LONDON--(BUSINESS WIRE)--Technavio’s latest report on the global third-party chemical distribution market provides an analysis on the most important trends expected to impact the market outlook from 2016-2020. Technavio defines an emerging trend as a factor that has the potential to significantly impact the market and contribute to its growth or decline.
The top three emerging trends driving the global third-party chemical distribution market according to Technavio chemicals and materials research analysts are:
- Emerging economies to drive chemical distribution market
- Growth prospects of specialty chemicals over commodity chemicals
- Increase in number of partnerships
Emerging economies to drive chemical distribution market
Rapid growth in chemical consumption has driven the overall chemical distribution market, averaging 4.5% during the forecast period, leading to a striking growth rate of over 10% in 2015. Moreover, the third-party chemical distribution market in emerging economies is growing more rapidly than the developed economies. For instance, the growth rates of APAC, the Middle East, and Africa averaged 6.5% during the forecast period, which is greater than the global growth rate. These regions were followed by the Americas and Europe, growing at an approximate growth rate of 4%. Rapid industrialization in Brazil and Mexico enabled the growth rate of Central and South America to be more than that of Europe and North America. These statistics indicate slower growth rate of mature markets than the developing economies in the coming years.

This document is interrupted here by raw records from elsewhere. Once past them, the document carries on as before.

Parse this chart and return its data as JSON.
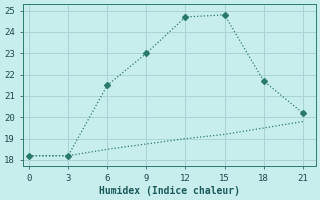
{
  "line1_x": [
    0,
    3,
    6,
    9,
    12,
    15,
    18,
    21
  ],
  "line1_y": [
    18.2,
    18.2,
    21.5,
    23.0,
    24.7,
    24.8,
    21.7,
    20.2
  ],
  "line2_x": [
    0,
    3,
    6,
    9,
    12,
    15,
    18,
    21
  ],
  "line2_y": [
    18.2,
    18.2,
    18.5,
    18.75,
    19.0,
    19.2,
    19.5,
    19.8
  ],
  "line_color": "#2a7a6a",
  "xlabel": "Humidex (Indice chaleur)",
  "xlim": [
    -0.5,
    22
  ],
  "ylim": [
    17.7,
    25.3
  ],
  "xticks": [
    0,
    3,
    6,
    9,
    12,
    15,
    18,
    21
  ],
  "yticks": [
    18,
    19,
    20,
    21,
    22,
    23,
    24,
    25
  ],
  "bg_color": "#c8eded",
  "grid_color": "#a8d4d4",
  "marker_style": "D",
  "marker_size": 3
}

Chandrakumar Badala Jaganathan, a lead analyst at Technavio for specialty chemicals research, says, “Within APAC, China and India will show immense growth, posting a CAGR of 7%-8% during the forecast period. This high growth is due to the emphasis on infrastructure improvement, construction, and more industrialization.”
Growth prospects of specialty chemicals over commodity chemicals
The study depicts the high potential growth of specialty chemicals over commodity chemicals, which is also an evolving trend in the market. The specialty chemical segment will grow because distribution of specialty chemicals is related to the underlying growth of the end markets. For instance, between 2014 and 2015, the European specialty market in the pharma and medicine sector grew with an annual rate of 6%; for the food and beverage sector, the growth rate was 4.1% and for the personal care sector, the growth rate was 4.7%. All these markets grow with a much higher rate than the commodity chemicals segment, which are used in coatings, wood products, and machinery.

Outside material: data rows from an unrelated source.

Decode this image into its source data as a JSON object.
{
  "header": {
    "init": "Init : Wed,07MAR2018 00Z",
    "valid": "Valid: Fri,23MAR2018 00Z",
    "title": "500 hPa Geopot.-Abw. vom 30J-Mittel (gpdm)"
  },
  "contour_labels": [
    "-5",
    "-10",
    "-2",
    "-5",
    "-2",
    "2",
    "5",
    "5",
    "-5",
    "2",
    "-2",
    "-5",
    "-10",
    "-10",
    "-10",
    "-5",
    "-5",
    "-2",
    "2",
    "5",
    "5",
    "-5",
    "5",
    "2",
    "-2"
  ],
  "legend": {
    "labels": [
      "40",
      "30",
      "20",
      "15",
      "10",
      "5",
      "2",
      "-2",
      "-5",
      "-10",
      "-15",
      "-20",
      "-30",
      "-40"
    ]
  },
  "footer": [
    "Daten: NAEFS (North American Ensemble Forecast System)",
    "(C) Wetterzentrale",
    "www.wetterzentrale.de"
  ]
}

“Another major factor which is helping specialty chemicals succeed over commodity chemicals is the fact that specialty chemicals distributors have a wide range of products which serves many different end customers. On the contrary, commodity chemicals prices are more impulsive and move in synchronization with the underlying macroeconomic growth such as oil prices and supply-demand balance in the specific markets. growth prospects of specialty chemicals are more than the commodity chemicals,” says Chandrakumar.

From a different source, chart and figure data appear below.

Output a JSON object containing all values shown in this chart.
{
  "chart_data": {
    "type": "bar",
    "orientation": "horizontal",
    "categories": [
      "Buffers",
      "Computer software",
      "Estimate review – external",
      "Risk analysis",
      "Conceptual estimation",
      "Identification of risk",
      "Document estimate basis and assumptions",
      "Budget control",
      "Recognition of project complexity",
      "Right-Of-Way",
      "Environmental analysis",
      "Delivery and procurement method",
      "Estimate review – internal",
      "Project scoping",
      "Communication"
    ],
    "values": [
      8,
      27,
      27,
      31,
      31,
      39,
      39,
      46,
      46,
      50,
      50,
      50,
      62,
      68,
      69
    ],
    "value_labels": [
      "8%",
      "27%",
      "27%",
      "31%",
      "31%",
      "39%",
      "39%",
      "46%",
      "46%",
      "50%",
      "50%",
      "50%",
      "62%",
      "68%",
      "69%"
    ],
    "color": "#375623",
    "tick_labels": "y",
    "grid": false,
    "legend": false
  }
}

Increase in number of partnerships
The third-party chemical distribution market is highly fragmented, especially in the emerging regions such as APAC and MEA. The top three players in these two regions collectively hold 6%-10% of the overall market in 2015. However, in North America, the top three players held a 30%-40% share of the market, and Europe held 15%-20% of the market share in 2015. To consolidate the third-party chemical distribution market, vendors are pushed toward the organic growth strategies of M&A and joint ventures. Key global vendors are acquiring small distributors in China, India, and Brazil to reach economies of scale and using their customer base to strengthen their position in the emerging markets. Global vendors have technical expertise, which is essential when dealing with specialty chemical distribution. These global vendors also provide value-added services to customers by providing them with logistics, transportation, formulation, blending, and storage facilities in their warehouses. Therefore, increase in the number of partnerships through inorganic growth strategy will drive the market during the forecast period.